Floods and the Aftermath


You can’t help feeling sorry for all those poor unfortunates who’s properties are under water. Watching the daily news on Sky TV I see domestic premises and commercial properties that have been devastated over the last few weeks. There is water where it has never been before with devastating consequences.

I just hope that when it finally recedes the government and local authorities seek a sensible solution.

I already hear the cry get the dredgers out and start digging out water courses, many of which are natural and have been there for ever.

Some years ago I used to fish the Upper Welland above Stamford in the county of Lincolnshire. It was a river then, of outstanding natural beauty. It meandered through stunning country side with natural bends, shallows and gravel runs where specimen fish lived and thrived in great numbers. Water fowl and kingfishers were all there too, in abundance.

In winter the river did flood on a regular basis but often dropped quicker than it had risen.

Not satisified with this the local authority arrived on the scene and within weeks our lovely river had been transformed in to a straight ugly ditch.

The sides were steep and unforgiving. What had been natural habitat for all flora and fauna was now gone. The bends and gravel beds were  no more and so were the fish that once inhabited them.

A very clever friend once made the comment, ‘Nature has it’s own way of getting it’s own back.’

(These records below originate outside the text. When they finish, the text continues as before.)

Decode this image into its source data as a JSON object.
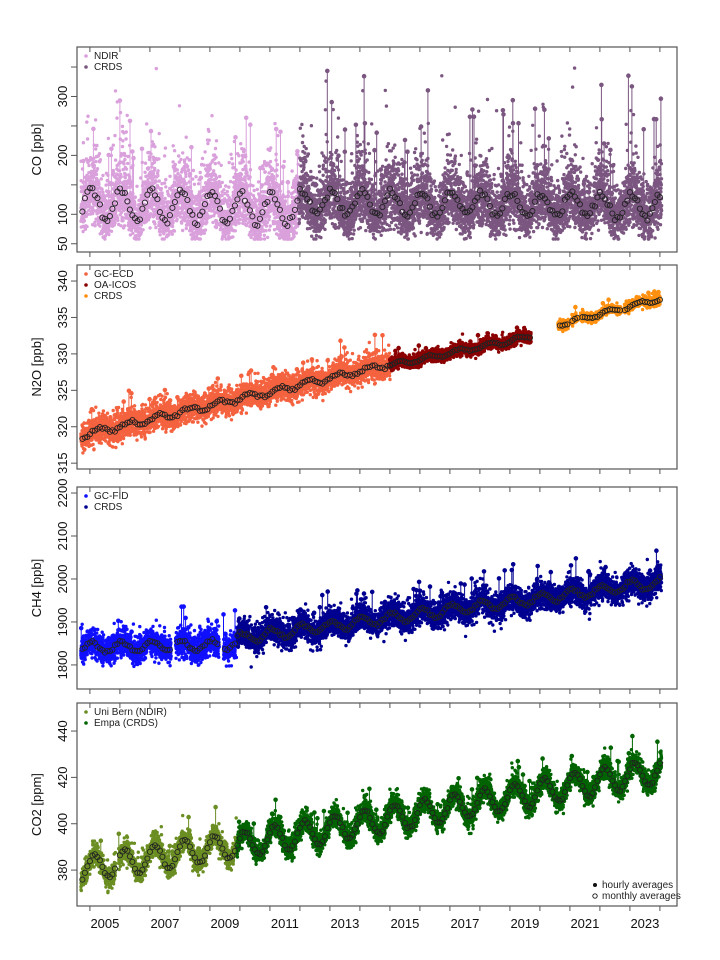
{
  "chart_data": {
    "type": "scatter",
    "title": "",
    "xlabel": "",
    "x_range": [
      2004.57,
      2024.57
    ],
    "x_ticks": [
      2005,
      2006,
      2007,
      2008,
      2009,
      2010,
      2011,
      2012,
      2013,
      2014,
      2015,
      2016,
      2017,
      2018,
      2019,
      2020,
      2021,
      2022,
      2023,
      2024
    ],
    "x_tick_labels": [
      {
        "label": "2005",
        "at": 2005.5
      },
      {
        "label": "2007",
        "at": 2007.5
      },
      {
        "label": "2009",
        "at": 2009.5
      },
      {
        "label": "2011",
        "at": 2011.5
      },
      {
        "label": "2013",
        "at": 2013.5
      },
      {
        "label": "2015",
        "at": 2015.5
      },
      {
        "label": "2017",
        "at": 2017.5
      },
      {
        "label": "2019",
        "at": 2019.5
      },
      {
        "label": "2021",
        "at": 2021.5
      },
      {
        "label": "2023",
        "at": 2023.5
      }
    ],
    "grid": false,
    "panels": [
      {
        "id": "co",
        "ylabel": "CO [ppb]",
        "ylim": [
          36,
          384
        ],
        "y_ticks": [
          50,
          100,
          150,
          200,
          250,
          300,
          350
        ],
        "y_tick_labels": [
          "50",
          "100",
          "",
          "200",
          "",
          "300",
          ""
        ],
        "legend": {
          "position": "top-left",
          "entries": [
            {
              "label": "NDIR",
              "color": "#d9a0dc"
            },
            {
              "label": "CRDS",
              "color": "#7a5680"
            }
          ]
        },
        "series": [
          {
            "name": "NDIR",
            "color": "#d9a0dc",
            "start": 2004.7,
            "end": 2011.95,
            "base": 118,
            "trend_per_year": -1.5,
            "seasonal_amp": 25,
            "seasonal_phase": 0.05,
            "spread": 55,
            "spike_max": 350,
            "log_spread": true
          },
          {
            "name": "CRDS",
            "color": "#7a5680",
            "start": 2011.95,
            "end": 2024.05,
            "base": 120,
            "trend_per_year": -0.5,
            "seasonal_amp": 20,
            "seasonal_phase": 0.05,
            "spread": 50,
            "spike_max": 350,
            "log_spread": true
          }
        ]
      },
      {
        "id": "n2o",
        "ylabel": "N2O [ppb]",
        "ylim": [
          314.2,
          342.2
        ],
        "y_ticks": [
          315,
          320,
          325,
          330,
          335,
          340
        ],
        "y_tick_labels": [
          "315",
          "320",
          "325",
          "330",
          "335",
          "340"
        ],
        "legend": {
          "position": "top-left",
          "entries": [
            {
              "label": "GC-ECD",
              "color": "#f4623f"
            },
            {
              "label": "OA-ICOS",
              "color": "#8b0000"
            },
            {
              "label": "CRDS",
              "color": "#ff9010"
            }
          ]
        },
        "series": [
          {
            "name": "GC-ECD",
            "color": "#f4623f",
            "start": 2004.7,
            "end": 2015.0,
            "base": 318.8,
            "trend_per_year": 0.95,
            "seasonal_amp": 0.4,
            "seasonal_phase": 0.3,
            "spread": 2.6,
            "spike_max": 338
          },
          {
            "name": "OA-ICOS",
            "color": "#8b0000",
            "start": 2015.0,
            "end": 2019.7,
            "base": 328.4,
            "trend_per_year": 0.85,
            "seasonal_amp": 0.3,
            "seasonal_phase": 0.3,
            "spread": 1.2,
            "spike_max": 335
          },
          {
            "name": "CRDS",
            "color": "#ff9010",
            "start": 2020.6,
            "end": 2024.0,
            "base": 334.0,
            "trend_per_year": 1.05,
            "seasonal_amp": 0.3,
            "seasonal_phase": 0.3,
            "spread": 0.9,
            "spike_max": 340
          }
        ],
        "gaps": [
          [
            2019.7,
            2020.6
          ],
          [
            2020.95,
            2021.05
          ],
          [
            2021.25,
            2021.35
          ],
          [
            2022.7,
            2022.8
          ]
        ]
      },
      {
        "id": "ch4",
        "ylabel": "CH4 [ppb]",
        "ylim": [
          1744,
          2214
        ],
        "y_ticks": [
          1800,
          1900,
          2000,
          2100,
          2200
        ],
        "y_tick_labels": [
          "1800",
          "1900",
          "2000",
          "2100",
          "2200"
        ],
        "legend": {
          "position": "top-left",
          "entries": [
            {
              "label": "GC-FID",
              "color": "#1010ff"
            },
            {
              "label": "CRDS",
              "color": "#000090"
            }
          ]
        },
        "series": [
          {
            "name": "GC-FID",
            "color": "#1010ff",
            "start": 2004.7,
            "end": 2009.9,
            "base": 1840,
            "trend_per_year": 1.5,
            "seasonal_amp": 12,
            "seasonal_phase": 0.05,
            "spread": 45,
            "spike_max": 2065
          },
          {
            "name": "CRDS",
            "color": "#000090",
            "start": 2009.9,
            "end": 2024.05,
            "base": 1862,
            "trend_per_year": 9.2,
            "seasonal_amp": 12,
            "seasonal_phase": 0.05,
            "spread": 45,
            "spike_max": 2210
          }
        ],
        "gaps": [
          [
            2007.7,
            2007.85
          ],
          [
            2009.3,
            2009.45
          ]
        ]
      },
      {
        "id": "co2",
        "ylabel": "CO2 [ppm]",
        "ylim": [
          364.5,
          452.1
        ],
        "y_ticks": [
          380,
          400,
          420,
          440
        ],
        "y_tick_labels": [
          "380",
          "400",
          "420",
          "440"
        ],
        "legend": {
          "position": "top-left",
          "entries": [
            {
              "label": "Uni Bern (NDIR)",
              "color": "#6b8e23"
            },
            {
              "label": "Empa (CRDS)",
              "color": "#006400"
            }
          ]
        },
        "averages_legend": {
          "position": "bottom-right",
          "entries": [
            {
              "label": "hourly averages",
              "symbol": "filled-dot"
            },
            {
              "label": "monthly averages",
              "symbol": "open-circle"
            }
          ]
        },
        "series": [
          {
            "name": "Uni Bern (NDIR)",
            "color": "#6b8e23",
            "start": 2004.7,
            "end": 2009.9,
            "base": 380.5,
            "trend_per_year": 2.0,
            "seasonal_amp": 5.5,
            "seasonal_phase": 0.15,
            "spread": 7,
            "spike_max": 410
          },
          {
            "name": "Empa (CRDS)",
            "color": "#006400",
            "start": 2009.9,
            "end": 2024.05,
            "base": 390.5,
            "trend_per_year": 2.3,
            "seasonal_amp": 5.5,
            "seasonal_phase": 0.15,
            "spread": 7,
            "spike_max": 450
          }
        ],
        "gaps": [
          [
            2005.85,
            2005.95
          ]
        ]
      }
    ],
    "marker_types": {
      "hourly": "filled-dot",
      "monthly": "open-circle"
    }
  },
  "legend_text": {
    "co": [
      "NDIR",
      "CRDS"
    ],
    "n2o": [
      "GC-ECD",
      "OA-ICOS",
      "CRDS"
    ],
    "ch4": [
      "GC-FID",
      "CRDS"
    ],
    "co2": [
      "Uni Bern (NDIR)",
      "Empa (CRDS)"
    ],
    "averages": [
      "hourly averages",
      "monthly averages"
    ]
  }
}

A few years ago there were several objections near here to a planning application to build a housing estate on what was a Shannon flood plain. Objectors were told that the land would be ‘built’ up to a height where water never reached. It was pointed out to them that if you raise levels you create a dam.

The houses were built and one year when the river flooded out so did all the properties.

In future I hope planners look at all factors before going ahead with any schemes to build.

In the meantime I also hope that in efforts to hold back water our animals and fish are not the first to suffer.